The government grant that funds the majority of the Chattanooga’s bike share equipment and operations is expected to run out in September. Over the next two months, the system, which is owned by the City of Chattanooga and operated by Alta Bicycle Share, must fund itself in order to remain in operation.
The program’s thirty stations and three hundred bikes were initially funded through a $2.075 million grant via CMAQ. And, according to The Tennessean, records show that the program has generated $113,951 through sponsorship and membership fees since its launch in the summer of 2012. This money is not enough to cover annual operating costs.
Philip Pugliese, the program’s project director, believes that closing the program is not a likely option. Pugliese, who has been at the center of Chattanooga’s transformation from one of the country’s dirtiest cities to one of its most progressive, says the program is looking into several options to help make the program self-sufficient.
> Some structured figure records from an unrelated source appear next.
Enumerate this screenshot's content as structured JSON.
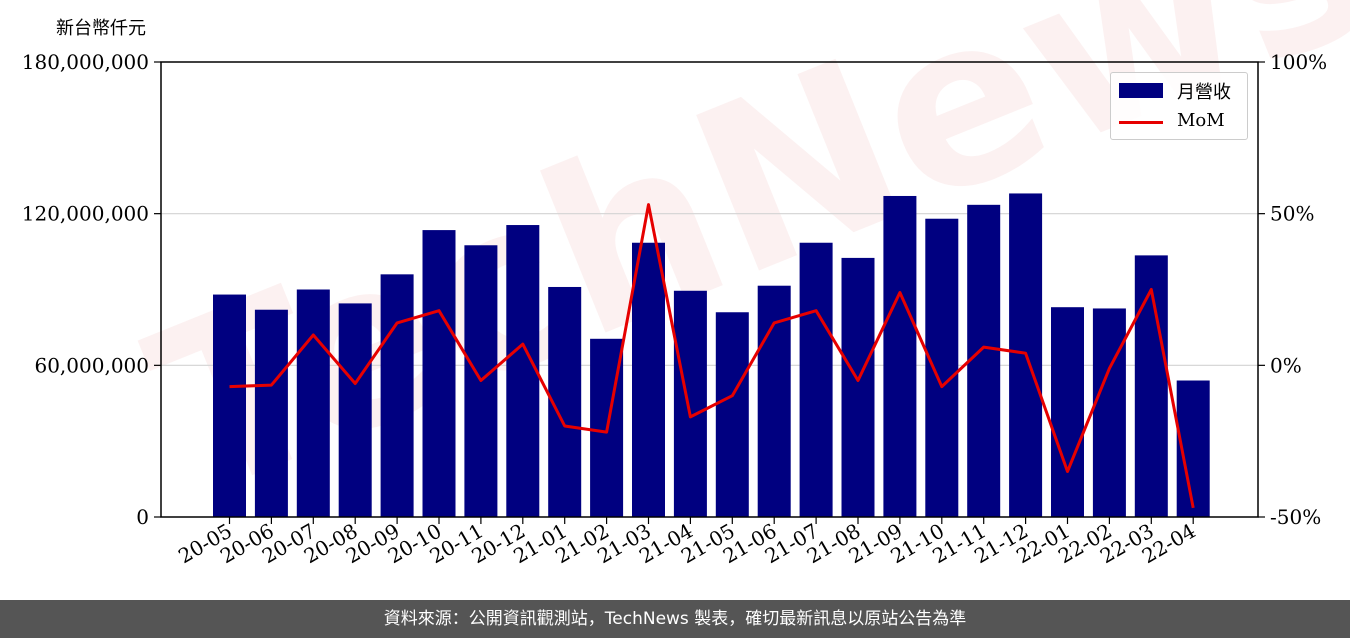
{
  "unit_label": "新台幣仟元",
  "watermark": "TechNews",
  "footer": "資料來源：公開資訊觀測站，TechNews 製表，確切最新訊息以原站公告為準",
  "colors": {
    "bar": "#000080",
    "line": "#e60000",
    "grid": "#d3d3d3",
    "footer_bg": "#555555"
  },
  "chart_data": {
    "type": "bar",
    "categories": [
      "20-05",
      "20-06",
      "20-07",
      "20-08",
      "20-09",
      "20-10",
      "20-11",
      "20-12",
      "21-01",
      "21-02",
      "21-03",
      "21-04",
      "21-05",
      "21-06",
      "21-07",
      "21-08",
      "21-09",
      "21-10",
      "21-11",
      "21-12",
      "22-01",
      "22-02",
      "22-03",
      "22-04"
    ],
    "series": [
      {
        "name": "月營收",
        "type": "bar",
        "axis": "left",
        "values": [
          88000000,
          82000000,
          90000000,
          84500000,
          96000000,
          113500000,
          107500000,
          115500000,
          91000000,
          70500000,
          108500000,
          89500000,
          81000000,
          91500000,
          108500000,
          102500000,
          127000000,
          118000000,
          123500000,
          128000000,
          83000000,
          82500000,
          103500000,
          54000000
        ]
      },
      {
        "name": "MoM",
        "type": "line",
        "axis": "right",
        "values": [
          -7.0,
          -6.5,
          10.0,
          -6.0,
          14.0,
          18.0,
          -5.0,
          7.0,
          -20.0,
          -22.0,
          53.0,
          -17.0,
          -10.0,
          14.0,
          18.0,
          -5.0,
          24.0,
          -7.0,
          6.0,
          4.0,
          -35.0,
          -1.0,
          25.0,
          -47.0
        ]
      }
    ],
    "xlabel": "",
    "ylabel": "新台幣仟元",
    "ylim": [
      0,
      180000000
    ],
    "y_ticks": [
      "0",
      "60,000,000",
      "120,000,000",
      "180,000,000"
    ],
    "y_tick_values": [
      0,
      60000000,
      120000000,
      180000000
    ],
    "y2lim": [
      -50,
      100
    ],
    "y2_ticks": [
      "-50%",
      "0%",
      "50%",
      "100%"
    ],
    "y2_tick_values": [
      -50,
      0,
      50,
      100
    ],
    "grid": true,
    "legend_position": "top-right"
  }
}
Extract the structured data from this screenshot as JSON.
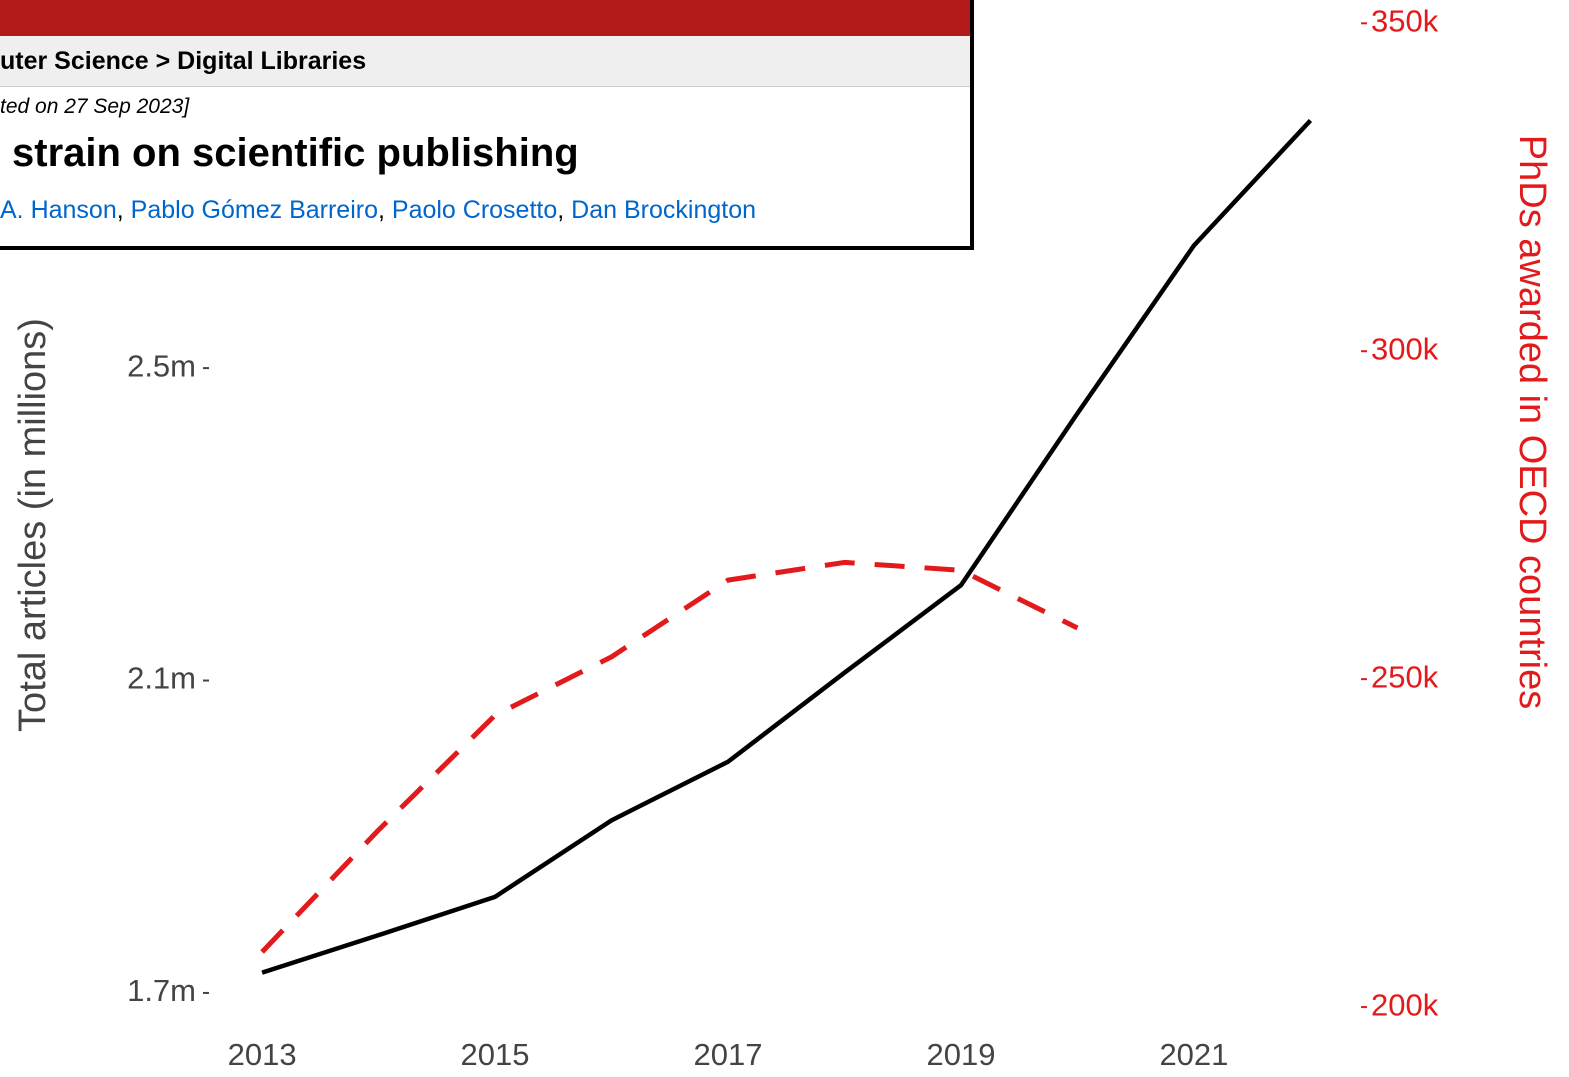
{
  "chart_data": {
    "type": "line",
    "x": [
      2013,
      2014,
      2015,
      2016,
      2017,
      2018,
      2019,
      2020,
      2021,
      2022
    ],
    "xlim": [
      2010.75,
      2024.22
    ],
    "xticks": [
      2013,
      2015,
      2017,
      2019,
      2021
    ],
    "ylabel": "Total articles (in millions)",
    "y2label": "PhDs awarded in OECD countries",
    "ylim": [
      1.65,
      2.97
    ],
    "yticks": [
      {
        "value": 1.7,
        "label": "1.7m"
      },
      {
        "value": 2.1,
        "label": "2.1m"
      },
      {
        "value": 2.5,
        "label": "2.5m"
      }
    ],
    "y2lim": [
      196200,
      353400
    ],
    "y2ticks": [
      {
        "value": 200000,
        "label": "200k"
      },
      {
        "value": 250000,
        "label": "250k"
      },
      {
        "value": 300000,
        "label": "300k"
      },
      {
        "value": 350000,
        "label": "350k"
      }
    ],
    "series": [
      {
        "color": "#000000",
        "values": [
          1.726,
          1.774,
          1.823,
          1.921,
          1.996,
          2.11,
          2.222,
          2.442,
          2.657,
          2.817
        ]
      },
      {
        "color": "#e31a1c",
        "axis": "y2",
        "dashed": true,
        "values": [
          208400,
          227000,
          244500,
          253400,
          265100,
          267800,
          266600,
          257800,
          null,
          null
        ]
      }
    ]
  },
  "overlay": {
    "breadcrumb": "uter Science > Digital Libraries",
    "submitted": "ted on 27 Sep 2023]",
    "title": "strain on scientific publishing",
    "authors": [
      "A. Hanson",
      "Pablo Gómez Barreiro",
      "Paolo Crosetto",
      "Dan Brockington"
    ]
  }
}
Some of those include expanding its marketing, examining other opportunities for government funding, and changing its membership fee structure.
As a form of public transit that promotes public health and reduces air pollution, it is feasible that the city would take some additional financial stake in the operations–however, for now, that remains undecided.
With the benefit of hindsight, Chattanooga may have been better served with a more cost-effective product given the finite budget and the city’s small population of prospective users. PBSC, which supplied the equipment, consistently ranks as the most expensive bike share equipment available. In large markets like Boston, Washington, D.C., and recently New York and Chicago, the equipment has done well aside from a handful of software issues. But in a smaller market like Chattanooga, which receives much lower ridership numbers per bike, the equipment may have been not worth the hefty price tag.